'Last of Us' video game undeterred by violence
LOS ANGELES (AP) - The creators of "The Last of Us" aren't planning to tone down the post-apocalyptic video game's violent content, including a young, knife- and gun-wielding girl.
Neil Druckmann, the game's creative director, said the developers at Naughty Dog in Santa Monica, Calif., won't alter "The Last of Us," which features 14-year-old Ellie as one of the protagonists, in light of recent real-world violence, including the elementary school shooting in Newtown, Conn.
The PlayStation 3 survival-adventure game casts players such as Joel, a gruff middle-aged survivor of a worldwide outbreak, who's tasked with protecting Ellie. Throughout "The Last of Us," the girl serves as a shrewd accomplice who guides Joel through abandoned buildings, gathers supplies and assists him in thwarting enemies.

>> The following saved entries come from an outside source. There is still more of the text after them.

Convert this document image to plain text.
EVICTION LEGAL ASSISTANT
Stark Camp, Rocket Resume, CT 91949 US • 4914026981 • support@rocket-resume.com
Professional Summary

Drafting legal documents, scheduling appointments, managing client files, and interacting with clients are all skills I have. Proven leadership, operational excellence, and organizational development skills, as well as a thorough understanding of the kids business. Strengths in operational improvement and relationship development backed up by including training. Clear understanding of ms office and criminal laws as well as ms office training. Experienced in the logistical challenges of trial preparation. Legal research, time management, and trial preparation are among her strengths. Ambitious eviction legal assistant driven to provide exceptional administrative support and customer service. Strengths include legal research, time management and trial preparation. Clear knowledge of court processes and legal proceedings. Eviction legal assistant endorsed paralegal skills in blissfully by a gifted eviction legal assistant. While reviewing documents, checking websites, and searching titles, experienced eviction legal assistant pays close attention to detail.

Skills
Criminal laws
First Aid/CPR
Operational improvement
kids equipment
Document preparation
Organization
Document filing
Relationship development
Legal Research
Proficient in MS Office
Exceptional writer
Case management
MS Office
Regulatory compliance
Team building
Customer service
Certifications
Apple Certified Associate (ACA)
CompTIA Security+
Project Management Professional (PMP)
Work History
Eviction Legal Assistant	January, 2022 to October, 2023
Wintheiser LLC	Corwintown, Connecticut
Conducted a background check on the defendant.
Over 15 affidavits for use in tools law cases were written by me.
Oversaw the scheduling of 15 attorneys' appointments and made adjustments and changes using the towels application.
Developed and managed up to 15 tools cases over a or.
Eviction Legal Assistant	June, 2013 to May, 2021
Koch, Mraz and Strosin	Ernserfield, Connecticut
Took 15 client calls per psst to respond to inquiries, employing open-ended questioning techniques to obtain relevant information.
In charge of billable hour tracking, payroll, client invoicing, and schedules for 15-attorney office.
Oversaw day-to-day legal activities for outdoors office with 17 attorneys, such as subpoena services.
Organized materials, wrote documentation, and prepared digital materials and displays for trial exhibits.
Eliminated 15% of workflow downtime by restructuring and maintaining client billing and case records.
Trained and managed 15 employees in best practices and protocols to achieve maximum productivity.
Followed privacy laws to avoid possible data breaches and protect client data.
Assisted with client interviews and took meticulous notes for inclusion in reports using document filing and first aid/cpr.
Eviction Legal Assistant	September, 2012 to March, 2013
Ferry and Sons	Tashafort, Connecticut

"For us, everything in the game is necessary for the story," said Druckmann in a recent interview. "The reason Ellie is that age and the violence is that brutal is because of what we're saying with the story. You have to buy into the conflict and desperation these characters live under. If you remove any of those elements, the story suffers, and that's why we would never do it."
Some critics argued "The Last of Us" was glorifying violence after early footage of the game showed Ellie stabbing a hostile human survivor in the back, followed by Joel shooting him in the face with a shotgun. The cover for "The Last of Us," which is scheduled for release May 7, features both Ellie and Joel armed with guns.
"For someone like Ellie, because this is the only world she's ever known, things we would find horrific and that would probably scar us for life are just everyday occurrences for her," said Druckmann. "She can still, in a way, keep some of her innocence because of that. She pulls the humanity out of Joel, and this is really a coming-of-age story for Ellie."